Strange justifications aside, the fact of the matter is that Scotland were simply not good enough to qualify. Even in the last few games when performances had improved dramatically, the signs for a lack of quality were on show for everyone to see.
The difficulty they experienced in getting a goal in against a 10 man Slovakia side, who often looked capable of taking the game themselves, illustrates the difficulties the side have faced throughout the qualifiers.
A very late goal from the world-class Harry Kane in the game against the old enemy England may be touted as a qualification defining moment, in what was an incredible game to watch. But all the excuses do is disguise the fact that the team is not strong enough yet to compete on a world stage.
The up and coming youth show genuine promise and the incredible performances put in by the prolific Celtic, this season and last, further the fact that the future may hold brighter days.
Kieran Tierney and Andrew Robertson look destined to be great players in the years to come, even young lad Ryan Gauld who is currently plying his trade at Sporting Lisbon could come into the fold. Recently signed Ollie Burke has moved to West Brom and the more the number of players that can break into the big league down south the better.
Moyes is a name that I was in some ways unprepared for when possible candidates emerged following the parting of ways on Thursday.
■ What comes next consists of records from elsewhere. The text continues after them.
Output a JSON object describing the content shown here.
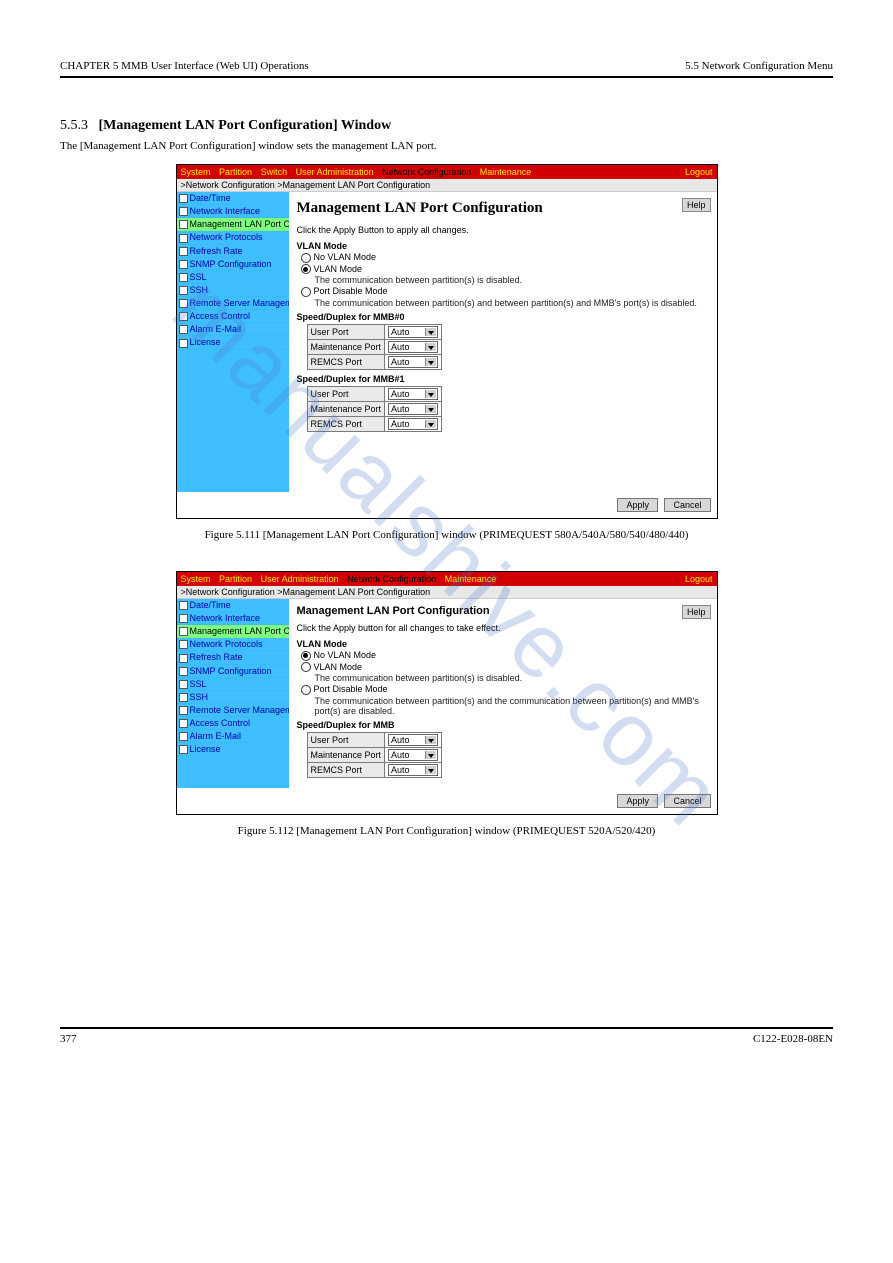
{
  "header": {
    "left": "CHAPTER 5 MMB User Interface (Web UI) Operations",
    "right": "5.5 Network Configuration Menu"
  },
  "footer": {
    "left": "377",
    "right": "C122-E028-08EN"
  },
  "section": {
    "number": "5.5.3",
    "title": "[Management LAN Port Configuration] Window",
    "text": "The [Management LAN Port Configuration] window sets the management LAN port."
  },
  "fig1_caption": "Figure 5.111 [Management LAN Port Configuration] window (PRIMEQUEST 580A/540A/580/540/480/440)",
  "fig2_caption": "Figure 5.112 [Management LAN Port Configuration] window (PRIMEQUEST 520A/520/420)",
  "watermark": "manualshive.com",
  "menus1": [
    "System",
    "Partition",
    "Switch",
    "User Administration",
    "Network Configuration",
    "Maintenance"
  ],
  "menus2": [
    "System",
    "Partition",
    "User Administration",
    "Network Configuration",
    "Maintenance"
  ],
  "logout": "Logout",
  "crumb": ">Network Configuration >Management LAN Port Configuration",
  "nav": [
    "Date/Time",
    "Network Interface",
    "Management LAN Port Configuration",
    "Network Protocols",
    "Refresh Rate",
    "SNMP Configuration",
    "SSL",
    "SSH",
    "Remote Server Management",
    "Access Control",
    "Alarm E-Mail",
    "License"
  ],
  "nav2_label": "Management LAN Port Configura",
  "content": {
    "heading": "Management LAN Port Configuration",
    "help": "Help",
    "apply_hint1": "Click the Apply Button to apply all changes.",
    "apply_hint2": "Click the Apply button for all changes to take effect.",
    "vlan_label": "VLAN Mode",
    "r_no": "No VLAN Mode",
    "r_vlan": "VLAN Mode",
    "r_vlan_desc": "The communication between partition(s) is disabled.",
    "r_port": "Port Disable Mode",
    "r_port_desc1": "The communication between partition(s) and between partition(s) and MMB's port(s) is disabled.",
    "r_port_desc2": "The communication between partition(s) and the communication between partition(s) and MMB's port(s) are disabled.",
    "spdx0": "Speed/Duplex for MMB#0",
    "spdx1": "Speed/Duplex for MMB#1",
    "spdx": "Speed/Duplex for MMB",
    "rows": [
      {
        "label": "User Port",
        "value": "Auto"
      },
      {
        "label": "Maintenance Port",
        "value": "Auto"
      },
      {
        "label": "REMCS Port",
        "value": "Auto"
      }
    ],
    "apply": "Apply",
    "cancel": "Cancel"
  }
}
Disappointing spells at Sunderland and Manchester United seem to have overshadowed the Scots' time at Everton, which while unremarkable still showed the signs of being a great manager.
Sir Alex Ferguson is the only name I would pounce on, yet, we can hardly expect the old lad to bounce out of retirement for a further four years of probable disappointment. With Moyes selected personally as his successor at United though, will the SFA place its faith in another local chief? Or will they decide to break the current mould and scout out a candidate from overseas?
Whatever the case we can only hope that the opportunity to reach a big competition in the new decade will prove motivation enough for every player and coach within the Scottish Football Association.